The program was the product of four years of work. He initially created a simple Microsoft Excel spreadsheet for himself so that he could manually input his lecture schedule. Over the years, he programmed the spreadsheet to do more and more things automatically.
Dartt estimated that he spent three months working on the program over the course of the four years.
Most recently, Dartt added the ability to export the program to Microsoft Outlook, allowing teachers to read their schedule on their smartphones.
Dartt was initially approached by upper school science department head Larry Axelrod, who asked Dartt if he could use the program. Dartt later distributed it to the entire upper school science department and later the entire upper school faculty.

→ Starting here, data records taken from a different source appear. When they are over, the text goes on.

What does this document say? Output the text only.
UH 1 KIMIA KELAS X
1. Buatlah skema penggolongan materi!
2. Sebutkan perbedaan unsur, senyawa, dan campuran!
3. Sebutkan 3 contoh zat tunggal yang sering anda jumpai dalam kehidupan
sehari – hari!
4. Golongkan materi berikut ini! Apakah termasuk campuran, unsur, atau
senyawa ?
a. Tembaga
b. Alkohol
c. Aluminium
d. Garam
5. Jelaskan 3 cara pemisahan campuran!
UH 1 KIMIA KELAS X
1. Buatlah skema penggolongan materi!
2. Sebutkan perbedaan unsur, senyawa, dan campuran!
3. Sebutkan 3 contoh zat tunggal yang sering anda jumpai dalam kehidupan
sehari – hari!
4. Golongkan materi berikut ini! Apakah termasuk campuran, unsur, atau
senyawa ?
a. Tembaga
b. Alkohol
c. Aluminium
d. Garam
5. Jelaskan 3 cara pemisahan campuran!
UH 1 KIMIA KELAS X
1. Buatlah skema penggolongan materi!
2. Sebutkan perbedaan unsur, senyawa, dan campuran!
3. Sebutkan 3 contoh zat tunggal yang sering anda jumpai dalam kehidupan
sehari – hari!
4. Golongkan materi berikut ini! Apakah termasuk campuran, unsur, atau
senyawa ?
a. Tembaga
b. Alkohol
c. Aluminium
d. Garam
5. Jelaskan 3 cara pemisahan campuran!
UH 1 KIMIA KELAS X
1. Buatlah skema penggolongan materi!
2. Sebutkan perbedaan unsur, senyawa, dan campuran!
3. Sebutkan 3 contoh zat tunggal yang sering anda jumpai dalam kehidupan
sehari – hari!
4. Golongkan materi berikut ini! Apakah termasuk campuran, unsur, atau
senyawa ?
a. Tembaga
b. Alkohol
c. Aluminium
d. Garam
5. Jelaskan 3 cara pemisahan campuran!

Head of School Jeanne Huybrechts said that since he released it to the faculty, “scores of us have been using [Dartt’s planner].”
The Kogan Award was endowed by Mark and Elizabeth Kogan (Ben ’11, Eli ’13) to foster innovation and acknowledge the most interesting teaching initiatives.
When announcing that Dartt had won at the faculty meeting last week, Huybrechts acknowledged all of Dartt’s technological innovations, saying that he “uses technology in extraordinarily creative ways to enhance classroom teaching.”
Dartt was the first recipient of the cash award since it was endowed.
However, upper school science teacher Karen Huchinson and middle school math teacher Darin Beigie both won the award when it was created last year, before it was endowed by the Kogan family.
Last spring, department chairs submitted nominations for the award to Huybrechts, who selected Dartt. Huybrechts said that she planned on having the Faculty Academic Committee vote on the recipient next year instead of choosing the recipient herself.
Dartt said that he did not find out that he had won until he was presented with the award and that it came as a surprise.